The Supreme Court recently struck down Section 3 of the Defense of Marriage Act (DOMA), making it clear that same-sex married couples who reside in a state where same-sex marriages are legal, and in the state in which they were married, can be treated as married for federal tax purposes.
This ruling was the result of a situation faced by a same-sex married couple who originally registered as domestic partners in 1993 and then married in Canada in 2007. One of the partners passed away in 2009, leaving her estate to her spouse. For married couples there is an unlimited estate tax deduction, and, therefore, no estate tax on the passing of the first spouse. However, because of DOMA, the federal government did not recognize the couple as married and denied the unlimited marital deduction. As a result, the estate ended up paying $363,053 in federal estate taxes. The survivor sued and prevailed in Federal District Court and in the Second Circuit Court of Appeals. The government appealed the decision to the Supreme Court, which found in the taxpayer’s favor, so the federal government must refund the estate tax. (Windsor, (Sup Ct 6/2013))

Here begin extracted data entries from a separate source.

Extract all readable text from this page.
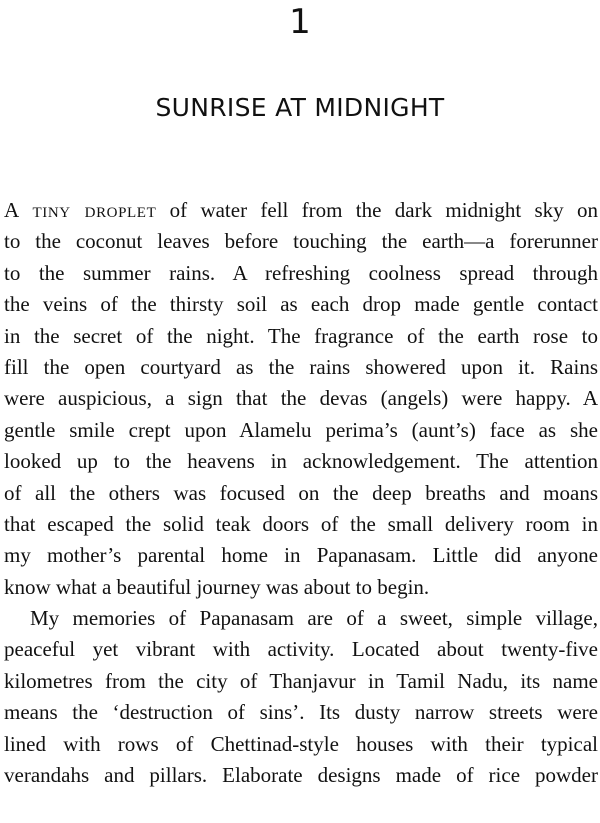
1
SUNRISE AT MIDNIGHT
A tiny droplet of water fell from the dark midnight sky on
to the coconut leaves before touching the earth—a forerunner
to the summer rains. A refreshing coolness spread through
the veins of the thirsty soil as each drop made gentle contact
in the secret of the night. The fragrance of the earth rose to
fill the open courtyard as the rains showered upon it. Rains
were auspicious, a sign that the devas (angels) were happy. A
gentle smile crept upon Alamelu perima’s (aunt’s) face as she
looked up to the heavens in acknowledgement. The attention
of all the others was focused on the deep breaths and moans
that escaped the solid teak doors of the small delivery room in
my mother’s parental home in Papanasam. Little did anyone
know what a beautiful journey was about to begin.
My memories of Papanasam are of a sweet, simple village,
peaceful yet vibrant with activity. Located about twenty-five
kilometres from the city of Thanjavur in Tamil Nadu, its name
means the ‘destruction of sins’. Its dusty narrow streets were
lined with rows of Chettinad-style houses with their typical
verandahs and pillars. Elaborate designs made of rice powder
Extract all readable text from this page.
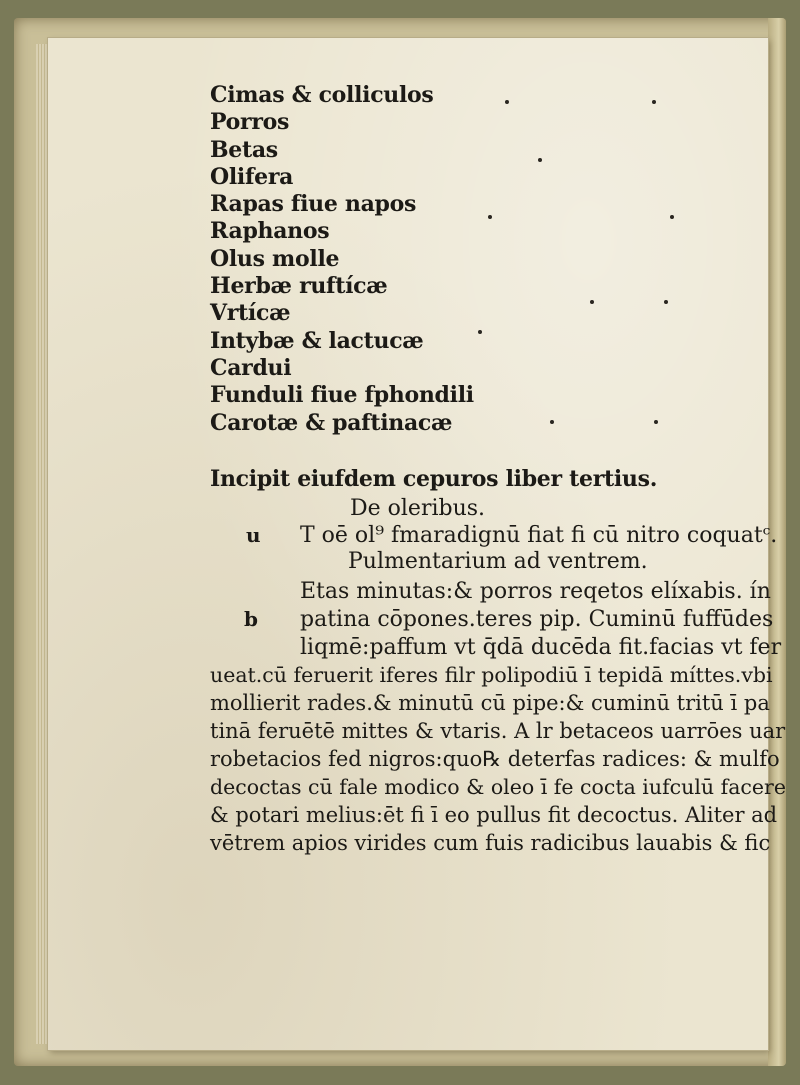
Cimas & colliculos
Porros
Betas
Olifera
Rapas fiue napos
Raphanos
Olus molle
Herbæ ruftícæ
Vrtícæ
Intybæ & lactucæ
Cardui
Funduli fiue fphondili
Carotæ & paftinacæ
Incipit eiufdem cepuros liber tertius.
De oleribus.
u T oē ol⁹ fmaradignū fiat fi cū nitro coquatᶜ.
Pulmentarium ad ventrem.
Etas minutas:& porros reqetos elíxabis. ín
b patina cōpones.teres pip. Cuminū fuffūdes
liqmē:paffum vt q̄dā ducēda fit.facias vt fer
ueat.cū feruerit iferes filr polipodiū ī tepidā míttes.vbi
mollierit rades.& minutū cū pipe:& cuminū tritū ī pa
tinā feruētē mittes & vtaris. A lr betaceos uarrōes uar
robetacios fed nigros:quo℞ deterfas radices: & mulfo
decoctas cū fale modico & oleo ī fe cocta iufculū facere
& potari melius:ēt fi ī eo pullus fit decoctus. Aliter ad
vētrem apios virides cum fuis radicibus lauabis & fic
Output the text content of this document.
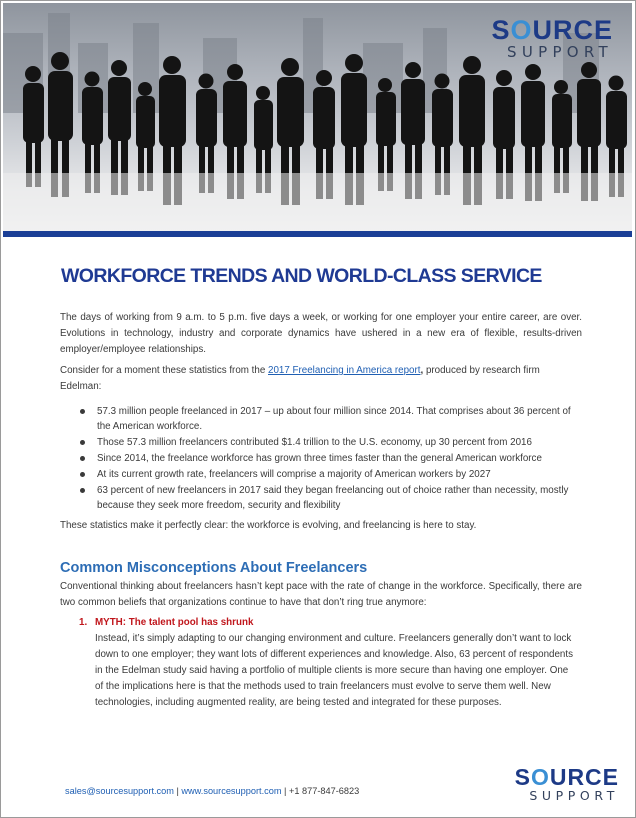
SOURCE
SUPPORT
WORKFORCE TRENDS AND WORLD-CLASS SERVICE

The days of working from 9 a.m. to 5 p.m. five days a week, or working for one employer your entire career, are over. Evolutions in technology, industry and corporate dynamics have ushered in a new era of flexible, results-driven employer/employee relationships.

Consider for a moment these statistics from the 2017 Freelancing in America report, produced by research firm Edelman:

57.3 million people freelanced in 2017 – up about four million since 2014. That comprises about 36 percent of the American workforce.
Those 57.3 million freelancers contributed $1.4 trillion to the U.S. economy, up 30 percent from 2016
Since 2014, the freelance workforce has grown three times faster than the general American workforce
At its current growth rate, freelancers will comprise a majority of American workers by 2027
63 percent of new freelancers in 2017 said they began freelancing out of choice rather than necessity, mostly because they seek more freedom, security and flexibility

These statistics make it perfectly clear: the workforce is evolving, and freelancing is here to stay.

Common Misconceptions About Freelancers

Conventional thinking about freelancers hasn’t kept pace with the rate of change in the workforce. Specifically, there are two common beliefs that organizations continue to have that don’t ring true anymore:

1. MYTH: The talent pool has shrunk
Instead, it’s simply adapting to our changing environment and culture. Freelancers generally don’t want to lock down to one employer; they want lots of different experiences and knowledge. Also, 63 percent of respondents in the Edelman study said having a portfolio of multiple clients is more secure than having one employer. One of the implications here is that the methods used to train freelancers must evolve to serve them well. New technologies, including augmented reality, are being tested and integrated for these purposes.
sales@sourcesupport.com | www.sourcesupport.com | +1 877-847-6823
SOURCE
SUPPORT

But how does this case impact the tax filings of other same-sex couples that were married in states that permit such unions?
It seems pretty clear that same-sex married couples who reside in a state where same-sex marriages are legal, and in the state in which they were married, can file a joint return for federal purposes. (Prior to this ruling, these couples had to file their federal returns as if they were not married, generally with each spouse using the “single” filing status.)
What is unclear is the Supreme Court’s wording in the ruling: “those persons joined in same-sex marriages made lawful by the state.” This leaves the waters muddy for same-sex married couples who were wed in one state and then relocated to another, particularly a state that does not currently recognize same-sex marriages. Those couples will have to wait for further clarification. Also still up in the air is whether registered domestic partners who are not married will fall under the Supreme Court’s ruling.
Whether same-sex married couples can or must file amended returns for prior years is also unknown at this time. The Supreme Court ruling was retroactive in the Windsor case, so one would assume prior returns can be amended, but we must wait to see if they must be amended, which is very doubtful.
Also at issue are a host of other governmental and legal rights afforded to married couples.
The IRS is expected to provide guidance on the tax-related issues in the near future. This office will continue to monitor these issues and provide updates as further information becomes available.